Credit Cards and Tax SeasonTax season brings up new financial issues many households were never aware of – tax credits, deductions, new tax brackets and more.
 
One thing that shouldn’t be confusing is your credit card.

 

Here’s what you need to know about credit cards and taxation:

 
1) Interest isn’t deductible – Unfortunately, credit card interest is lumped into the same category as car or personal loan interest and isn’t tax deductible. Home loan and student loan interest is tax deductible, however, which makes many people think credit card interest might be, too. Previously all interest was deductible, but the laws have since changed.

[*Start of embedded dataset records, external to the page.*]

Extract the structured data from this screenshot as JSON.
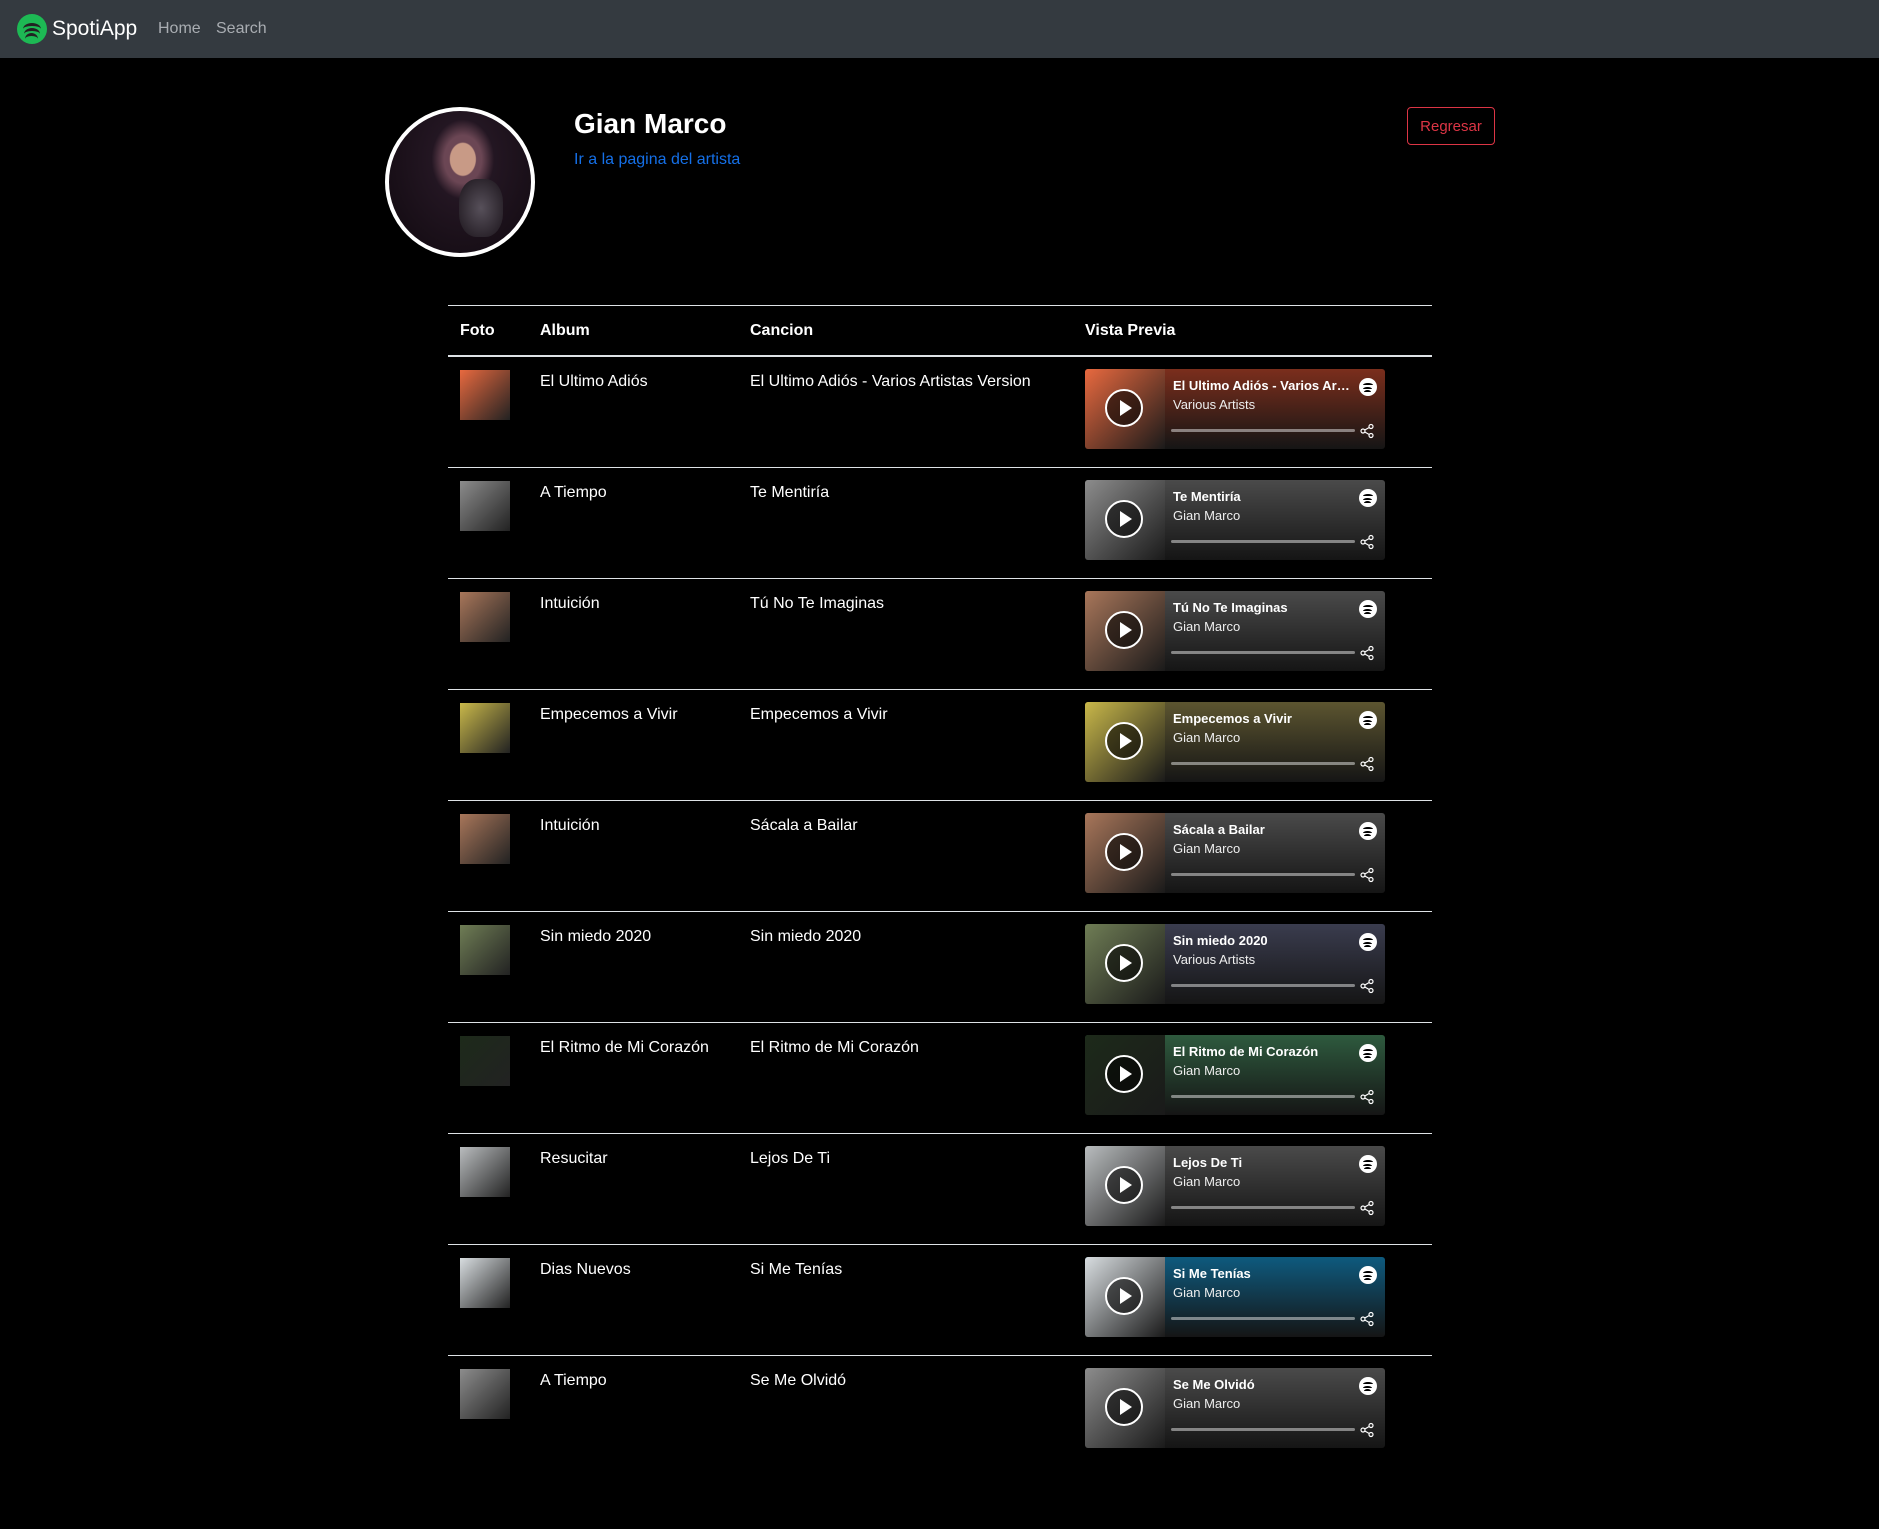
{
  "navbar": {
    "brand": "SpotiApp",
    "links": [
      "Home",
      "Search"
    ]
  },
  "artist": {
    "name": "Gian Marco",
    "link_text": "Ir a la pagina del artista",
    "back_button": "Regresar"
  },
  "table": {
    "headers": [
      "Foto",
      "Album",
      "Cancion",
      "Vista Previa"
    ],
    "rows": [
      {
        "album": "El Ultimo Adiós",
        "song": "El Ultimo Adiós - Varios Artistas Version",
        "embed_title": "El Ultimo Adiós - Varios Artistas Version",
        "embed_artist": "Various Artists",
        "art_color": "#e8693f",
        "embed_color": "#7b2e1c"
      },
      {
        "album": "A Tiempo",
        "song": "Te Mentiría",
        "embed_title": "Te Mentiría",
        "embed_artist": "Gian Marco",
        "art_color": "#8c8c8c",
        "embed_color": "#4a4a4a"
      },
      {
        "album": "Intuición",
        "song": "Tú No Te Imaginas",
        "embed_title": "Tú No Te Imaginas",
        "embed_artist": "Gian Marco",
        "art_color": "#a8765a",
        "embed_color": "#4a4a4a"
      },
      {
        "album": "Empecemos a Vivir",
        "song": "Empecemos a Vivir",
        "embed_title": "Empecemos a Vivir",
        "embed_artist": "Gian Marco",
        "art_color": "#c9b84a",
        "embed_color": "#5c5530"
      },
      {
        "album": "Intuición",
        "song": "Sácala a Bailar",
        "embed_title": "Sácala a Bailar",
        "embed_artist": "Gian Marco",
        "art_color": "#a8765a",
        "embed_color": "#4a4a4a"
      },
      {
        "album": "Sin miedo 2020",
        "song": "Sin miedo 2020",
        "embed_title": "Sin miedo 2020",
        "embed_artist": "Various Artists",
        "art_color": "#6f7d55",
        "embed_color": "#3a3c4e"
      },
      {
        "album": "El Ritmo de Mi Corazón",
        "song": "El Ritmo de Mi Corazón",
        "embed_title": "El Ritmo de Mi Corazón",
        "embed_artist": "Gian Marco",
        "art_color": "#1d2a1a",
        "embed_color": "#2e5a3e"
      },
      {
        "album": "Resucitar",
        "song": "Lejos De Ti",
        "embed_title": "Lejos De Ti",
        "embed_artist": "Gian Marco",
        "art_color": "#b9bcbe",
        "embed_color": "#4a4a4a"
      },
      {
        "album": "Dias Nuevos",
        "song": "Si Me Tenías",
        "embed_title": "Si Me Tenías",
        "embed_artist": "Gian Marco",
        "art_color": "#d8dde0",
        "embed_color": "#0e5a7e"
      },
      {
        "album": "A Tiempo",
        "song": "Se Me Olvidó",
        "embed_title": "Se Me Olvidó",
        "embed_artist": "Gian Marco",
        "art_color": "#8c8c8c",
        "embed_color": "#4a4a4a"
      }
    ]
  }
}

2) Rewards aren’t income – Credit card rewards that you get for spending money on your credit card are not income and are not taxed! This is one major benefit to using a credit card because whatever you receive in rewards does not have to be reported at tax time. Thus, rewards are significantly more valuable than the same amount of taxable pre-tax income.

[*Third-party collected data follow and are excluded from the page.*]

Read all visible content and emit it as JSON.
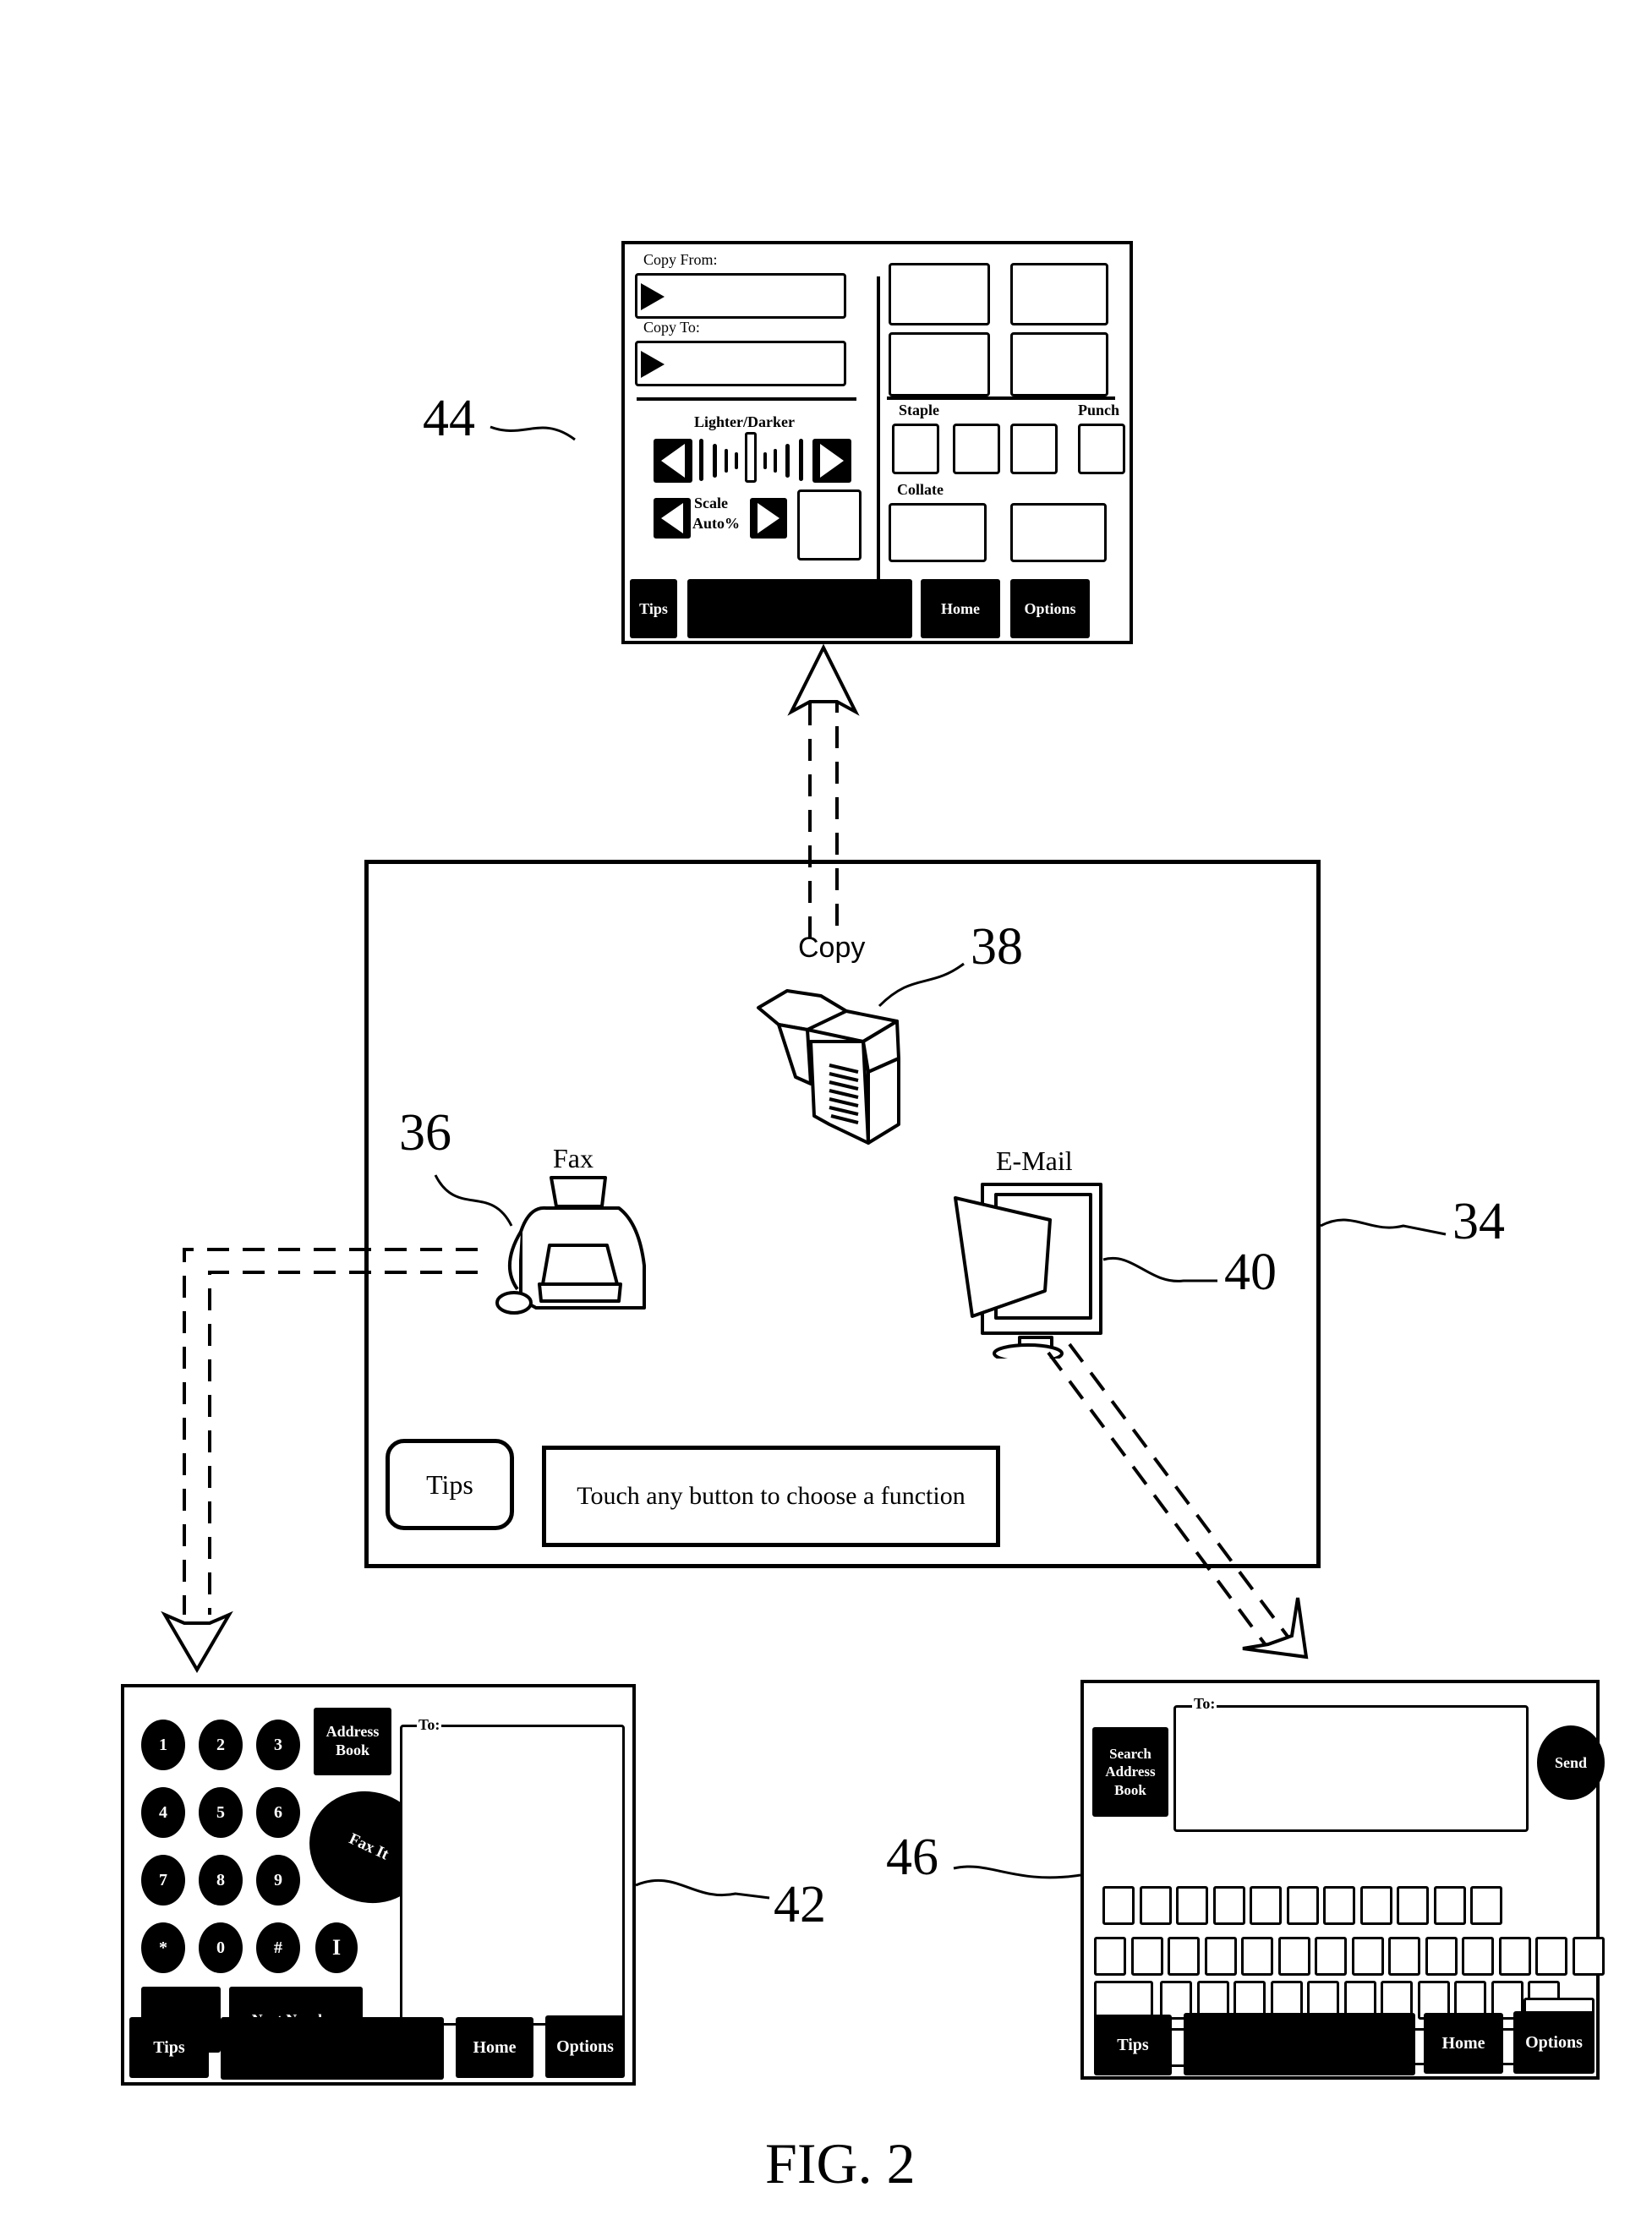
{
  "figure_label": "FIG. 2",
  "reference_numerals": {
    "main_screen": "34",
    "fax_icon": "36",
    "copy_icon": "38",
    "email_icon": "40",
    "fax_screen": "42",
    "copy_screen": "44",
    "email_screen": "46"
  },
  "main_screen": {
    "icons": [
      {
        "label": "Copy",
        "icon": "copier-icon"
      },
      {
        "label": "Fax",
        "icon": "fax-machine-icon"
      },
      {
        "label": "E-Mail",
        "icon": "computer-monitor-icon"
      }
    ],
    "tips_button": "Tips",
    "message": "Touch any button to choose a function"
  },
  "copy_screen": {
    "copy_from_label": "Copy From:",
    "copy_to_label": "Copy To:",
    "lighter_darker_label": "Lighter/Darker",
    "scale_label": "Scale",
    "scale_value": "Auto%",
    "staple_label": "Staple",
    "punch_label": "Punch",
    "collate_label": "Collate",
    "bottom_buttons": [
      "Tips",
      "",
      "Home",
      "Options"
    ]
  },
  "fax_screen": {
    "keypad": [
      "1",
      "2",
      "3",
      "4",
      "5",
      "6",
      "7",
      "8",
      "9",
      "*",
      "0",
      "#"
    ],
    "address_book_button": "Address Book",
    "fax_button": "Fax It",
    "pause_key": "I",
    "backspace_icon": "left-arrow-icon",
    "next_number_button": "Next Number",
    "to_label": "To:",
    "bottom_buttons": [
      "Tips",
      "",
      "Home",
      "Options"
    ]
  },
  "email_screen": {
    "search_address_book_button": "Search Address Book",
    "to_label": "To:",
    "send_button": "Send",
    "bottom_buttons": [
      "Tips",
      "",
      "Home",
      "Options"
    ]
  }
}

3) You can pay your taxes with a credit card – If you so desire, a credit card can be used as a payment source to pay the IRS for any taxes due. Keep in mind that the payment processors that help the IRS do charge a convenience fee, which offsets the cost of processing your payment. The fee, however, is relatively small on small tax payments.

4) Credit cards can be used for proof of purchase – Business credit cards work as an organized “receipt” for business expenses. If you keep your accounts separate and have an account just for work related expenses, your tax time preparation will be made easier with the previous 12 months of credit card statements.